A day and a half after watching their exhausting loss in Kansas City, I’m wondering why no one is talking about the Oakland A’s curse.

If this were a more iconic American city, or the home of a pre-World War II major league baseball team, everyone would be burning sage or turning their pants inside-out or SOMETHING to break the worst curse in baseball.

Red Sox fans clung to the Curse of Bambino like a silk blanket for decades, and Cubs fans still piously shroud themselves in the Curse of the Billy Goat. Those teams went generations (one is still going, obviously) without winning the World Series.

But weren’t all those wintry years the result of mismanagement, poor talent evaluation and penny-pinching more than divine interference? The failures of the Cubs and Red Sox have lacked the Biblical heartbreak and stunning plot twists of a true curse. Yeah, I know about Bucky Dent and Bartman. They are boilerplate compared to these episodes:

1988: The A’s have one of the best baseball teams ever assembled. But they lose the Series to a team with one great player, Orel Hershiser, and a lineup full of Mickey Hatchers. And the precise mechanism for the loss involves a relief pitcher with a strikeout/walk ratio of about infinity-to-1 walking a guy who couldn’t make the A’s starting lineup, then serving up a home run ball to a dude with a fierce countenance but only one arm.

Twenty-six years later, the Kirk Gibson moment still is not really plausible. Don’t believe me? Watch it again. It runs in MLB ads and pregame promos approximately once every 20 minutes this time of year, a metal splinter that never leaves the foot of the A’s fan.

1990: Certainly not as epic as getting beat by the Dodgers two years earlier but, again, there is no way the A’s should have been swept by these Reds. The image in my mind is of hard-hit but fairly routine ground balls turning into doubles on the green-painted asphalt of Riverfront Stadium.

2000: The young A’s were plucky and fearless. And they were on the precipice of knocking off the mighty Yankees in the ALDS when Gil Heredia turned into a pumpkin. Oakland beat New York for eight innings in Game 5. Wasn’t enough.

2001: The plucky A’s were young and fearless. And they were on the precipice of knocking off the mighty Yankees in the ALDS when St. Jeter made The Play. (What is the opposite of a curse, anyway? A blessing? A charm? A mitzvah? That’s what Jeter had his entire career.) Giambi the Lesser could have taken sliding practice every day for the rest of his life, and we might not forgive him.

2002: The A’s won 102 games and surely were good enough to dispatch the Minnesota Twins.
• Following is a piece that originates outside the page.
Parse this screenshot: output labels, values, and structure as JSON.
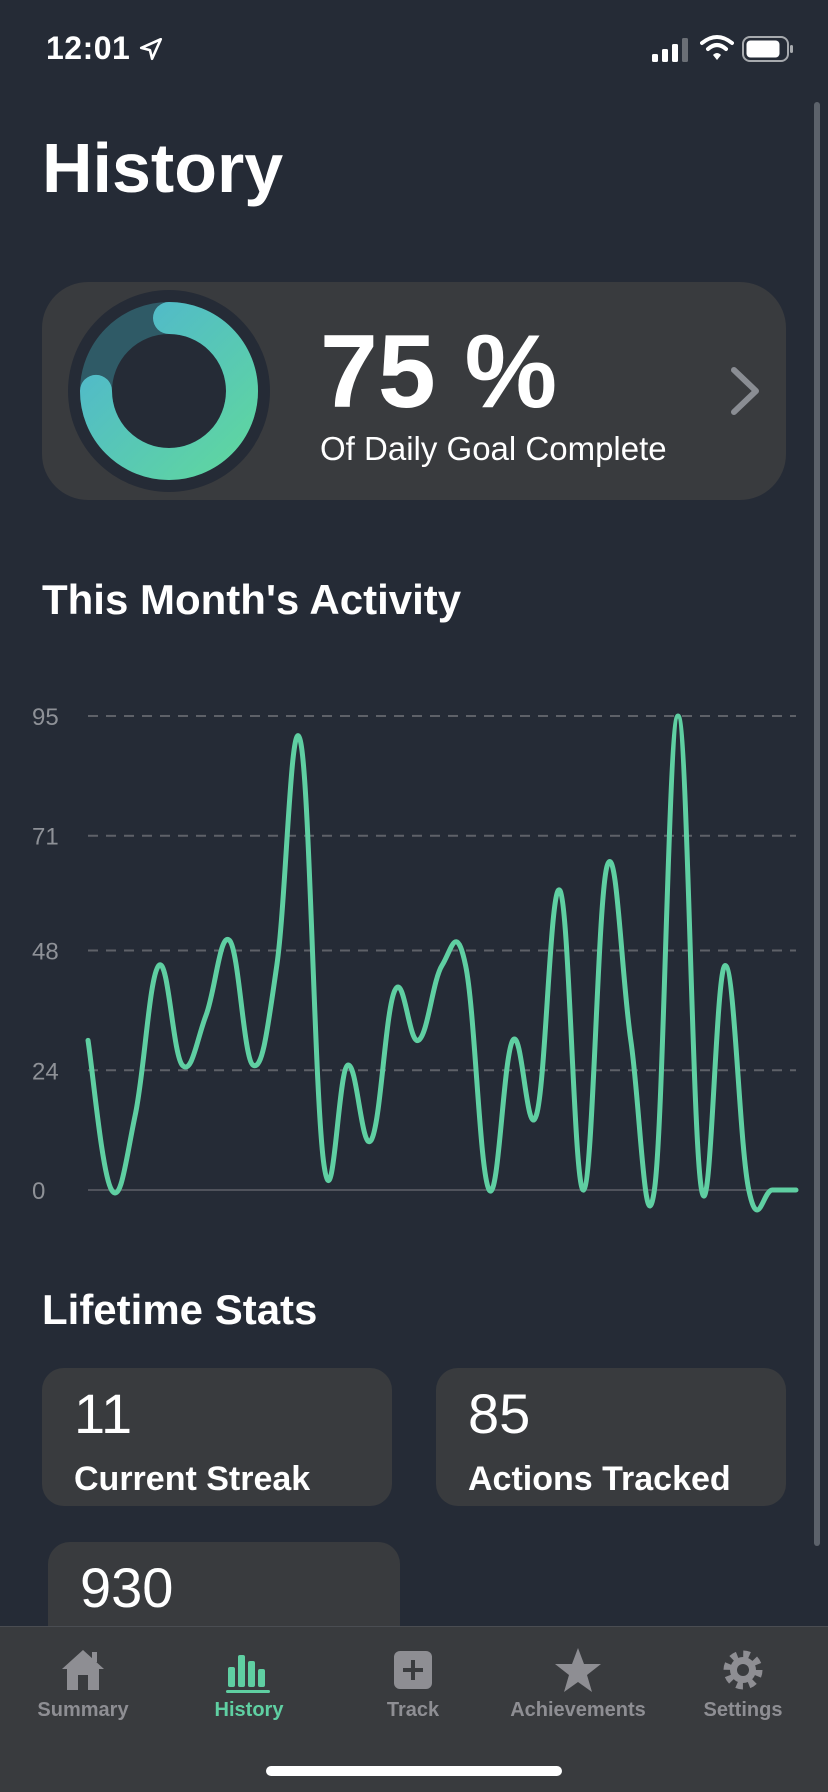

Well, no. Mark Ellis hit a three-run homer in the bottom of the ninth inning of Game 5 of the ALDS – just good enough to produce a 5-4 loss.

2003: Where do we start with this one? Obviously with Eric Byrnes, still a fan favorite despite having switched from baseball to triathlons and quirky self-promotion. The A’s lost Game 3 of the ALDS in 11 innings after Byrnes tried to score in the sixth. He injured his ankle while sliding on the play, and had the energy to frown and push catcher Jason Varitek when he got to his feet but not to, you know, touch the plate. It was a salient point, since Byrnes had not originally been called out on the play.

2012-13: I lump these two years together because they were, in fact, the same postseasons. The fearless A’s were young and plucky, and they were on the precipice of knocking off the mighty Tigers, but came up just short both times. They scored two runs in four ALDS matchups against Justin Verlander, the same guy Pablo Sandoval would homer off twice in one game in the 2012 World Series.

2014: And saving the best for last – or maybe it’s the middle; you know how curses can work – the A’s morphed from the Harlem Globetrotters into the Washington Generals seemingly overnight. They had the best record in baseball in mid-August, yet had to claw their way into an AL wild-card spot. Having done so, they managed to give up the lead three times and lose in 12 innings to a Royals team with as much punch as a miffed toddler.

That’s some demonic s**t, folks.

And I know what you’re thinking: The A’s can’t truly be cursed. They won the World Series in 1989. Yeah, and all it took for that to happen was A 6.9 EARTHQUAKE. Okay! It’s gonna be the Athletics’ year in 2015! All they need is a tornado to touch down in Kansas City or a meteor to strike downtown Anaheim. The baseball gods are sometimes put in their place by a vengeful earth force, but that doesn’t provide a lot of hope to the most cursed team in baseball.